What Part Of “Public Official” Don’t You Understand?

According to the Alaska Supreme Court, a public official’s private emails about state business are no different from any other record – they should be preserved and disclosed according to public records laws.

During the last presidential election, the press discovered that then-governor Sarah Palin used personal email accounts for state business. In October 2008, Andree McLeod, an activist and journalist submitted an open records request to the governor’s office and that same day filed suit alleging violations of the state’s Public Records Act and Records Management Act.

The Court sided with McLeod. Private emails regarding state business are no different than any other record – “those records preserved or appropriate for preservation under the Records Management Act are ‘public records’ under the Public Records Act.” Emails from private email accounts about state business should be treated the same as emails from the state-issued accounts.

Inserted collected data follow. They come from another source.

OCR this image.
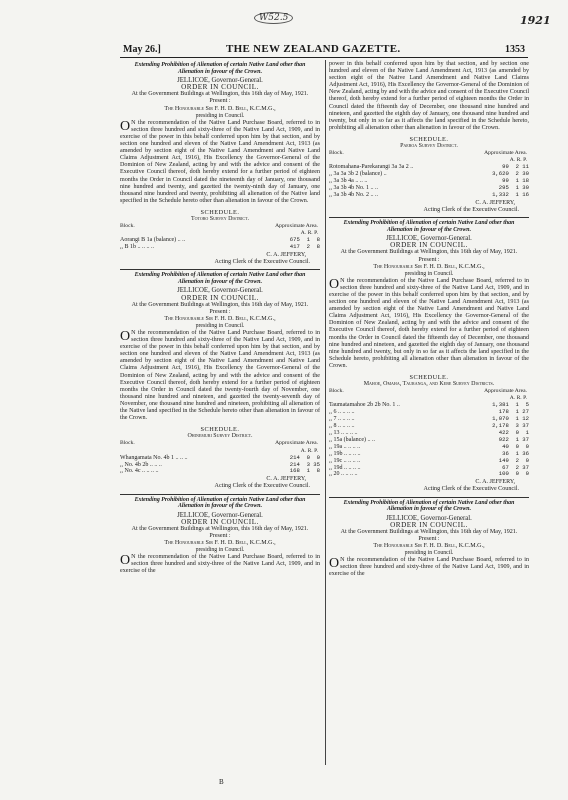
W52.5	1921
May 26.]	THE NEW ZEALAND GAZETTE.	1353
Extending Prohibition of Alienation of certain Native Land other than Alienation in favour of the Crown.
JELLICOE, Governor-General.
ORDER IN COUNCIL.
At the Government Buildings at Wellington, this 16th day of May, 1921.
Present :
The Honourable Sir F. H. D. Bell, K.C.M.G.,
presiding in Council.
ON the recommendation of the Native Land Purchase Board, referred to in section three hundred and sixty-three of the Native Land Act, 1909, and in exercise of the power in this behalf conferred upon him by that section, and by section one hundred and eleven of the Native Land Amendment Act, 1913 (as amended by section eight of the Native Land Amendment and Native Land Claims Adjustment Act, 1916), His Excellency the Governor-General of the Dominion of New Zealand, acting by and with the advice and consent of the Executive Council thereof, doth hereby extend for a further period of eighteen months the Order in Council dated the nineteenth day of January, one thousand nine hundred and twenty, and gazetted the twenty-ninth day of January, one thousand nine hundred and twenty, prohibiting all alienation of the Native land specified in the Schedule hereto other than alienation in favour of the Crown.
SCHEDULE.
Totoro Survey District.
Block.	Approximate Area.
A. R. P.
Aorangi B 1a (balance) .. ..	675  1  8
,, B 1b .. .. .. ..	417  2  8
C. A. JEFFERY,
Acting Clerk of the Executive Council.
Extending Prohibition of Alienation of certain Native Land other than Alienation in favour of the Crown.
JELLICOE, Governor-General.
ORDER IN COUNCIL.
At the Government Buildings at Wellington, this 16th day of May, 1921.
Present :
The Honourable Sir F. H. D. Bell, K.C.M.G.,
presiding in Council.
ON the recommendation of the Native Land Purchase Board, referred to in section three hundred and sixty-three of the Native Land Act, 1909, and in exercise of the power in this behalf conferred upon him by that section, and by section one hundred and eleven of the Native Land Amendment Act, 1913 (as amended by section eight of the Native Land Amendment and Native Land Claims Adjustment Act, 1916), His Excellency the Governor-General of the Dominion of New Zealand, acting by and with the advice and consent of the Executive Council thereof, doth hereby extend for a further period of eighteen months the Order in Council dated the twenty-fourth day of November, one thousand nine hundred and nineteen, and gazetted the twenty-seventh day of November, one thousand nine hundred and nineteen, prohibiting all alienation of the Native land specified in the Schedule hereto other than alienation in favour of the Crown.
SCHEDULE.
Ohinemuri Survey District.
Block.	Approximate Area.
A. R. P.
Whangamata No. 4b 1 .. .. ..	214  0  0
,, No. 4b 2b .. .. ..	214  3 35
,, No. 4c .. .. .. ..	168  1  8
C. A. JEFFERY,
Acting Clerk of the Executive Council.
Extending Prohibition of Alienation of certain Native Land other than Alienation in favour of the Crown.
JELLICOE, Governor-General.
ORDER IN COUNCIL.
At the Government Buildings at Wellington, this 16th day of May, 1921.
Present :
The Honourable Sir F. H. D. Bell, K.C.M.G.,
presiding in Council.
ON the recommendation of the Native Land Purchase Board, referred to in section three hundred and sixty-three of the Native Land Act, 1909, and in exercise of the
power in this behalf conferred upon him by that section, and by section one hundred and eleven of the Native Land Amendment Act, 1913 (as amended by section eight of the Native Land Amendment and Native Land Claims Adjustment Act, 1916), His Excellency the Governor-General of the Dominion of New Zealand, acting by and with the advice and consent of the Executive Council thereof, doth hereby extend for a further period of eighteen months the Order in Council dated the fifteenth day of December, one thousand nine hundred and nineteen, and gazetted the eighth day of January, one thousand nine hundred and twenty, but only in so far as it affects the land specified in the Schedule hereto, prohibiting all alienation other than alienation in favour of the Crown.
SCHEDULE.
Paeroa Survey District.
Block.	Approximate Area.
A. R. P.
Rotomahana-Parekarangi 3a 3a 2 ..	99  2 11
,, 3a 3a 3b 2 (balance) ..	3,620  2 30
,, 3a 3b 4a .. .. ..	99  1 18
,, 3a 3b 4b No. 1 .. ..	295  1 30
,, 3a 3b 4b No. 2 .. ..	1,332  1 16
C. A. JEFFERY,
Acting Clerk of the Executive Council.
Extending Prohibition of Alienation of certain Native Land other than Alienation in favour of the Crown.
JELLICOE, Governor-General.
ORDER IN COUNCIL.
At the Government Buildings at Wellington, this 16th day of May, 1921.
Present :
The Honourable Sir F. H. D. Bell, K.C.M.G.,
presiding in Council.
ON the recommendation of the Native Land Purchase Board, referred to in section three hundred and sixty-three of the Native Land Act, 1909, and in exercise of the power in this behalf conferred upon him by that section, and by section one hundred and eleven of the Native Land Amendment Act, 1913 (as amended by section eight of the Native Land Amendment and Native Land Claims Adjustment Act, 1916), His Excellency the Governor-General of the Dominion of New Zealand, acting by and with the advice and consent of the Executive Council thereof, doth hereby extend for a further period of eighteen months the Order in Council dated the fifteenth day of December, one thousand nine hundred and nineteen, and gazetted the eighth day of January, one thousand nine hundred and twenty, but only in so far as it affects the land specified in the Schedule hereto, prohibiting all alienation other than alienation in favour of the Crown.
SCHEDULE.
Mahoe, Omaha, Tauranga, and Kebe Survey Districts.
Block.	Approximate Area.
A. R. P.
Taumatamahoe 2b 2b No. 1 ..	1,381  1  5
,, 6 .. .. .. ..	178  1 27
,, 7 .. .. .. ..	1,070  1 12
,, 8 .. .. .. ..	2,178  3 37
,, 13 .. .. .. ..	422  0  1
,, 15a (balance) .. ..	922  1 37
,, 19a .. .. .. ..	40  0  0
,, 19b .. .. .. ..	36  1 36
,, 19c .. .. .. ..	149  2  0
,, 19d .. .. .. ..	67  2 37
,, 20 .. .. .. ..	100  0  0
C. A. JEFFERY,
Acting Clerk of the Executive Council.
Extending Prohibition of Alienation of certain Native Land other than Alienation in favour of the Crown.
JELLICOE, Governor-General.
ORDER IN COUNCIL.
At the Government Buildings at Wellington, this 16th day of May, 1921.
Present :
The Honourable Sir F. H. D. Bell, K.C.M.G.,
presiding in Council.
ON the recommendation of the Native Land Purchase Board, referred to in section three hundred and sixty-three of the Native Land Act, 1909, and in exercise of the
B
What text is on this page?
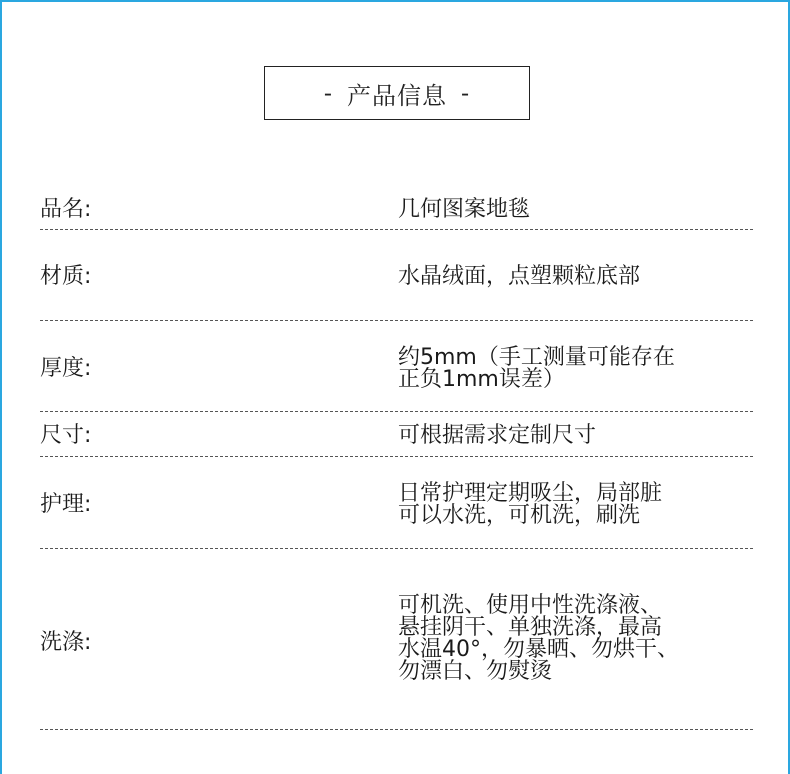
- 产品信息 -
品名:	几何图案地毯
材质:	水晶绒面，点塑颗粒底部
厚度:	约5mm（手工测量可能存在
正负1mm误差）
尺寸:	可根据需求定制尺寸
护理:	日常护理定期吸尘，局部脏
可以水洗，可机洗，刷洗
洗涤:
可机洗、使用中性洗涤液、
悬挂阴干、单独洗涤，最高
水温40°，勿暴晒、勿烘干、
勿漂白、勿熨烫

Unfortunately, council members in the District of Columbia Public officials are trying the same trick. Let’s hope the D.C. court reaches the same conclusion as the Alaska Supreme Court.

The problem with this “private account” argument is that it elevates form over substance. The question isn’t whose computer the public official uses, it’s what is the substance of the communication? If the substance is public business, within the scope of that official’s job, it’s a public record. If the public official decided to write memos about public business on his personal stationery, would that make them “private”? Of course not. And a private email account is the digital equivalent of that stationery. At least, that seems to be the emerging consensus. Nice to see common sense prevail occasionally.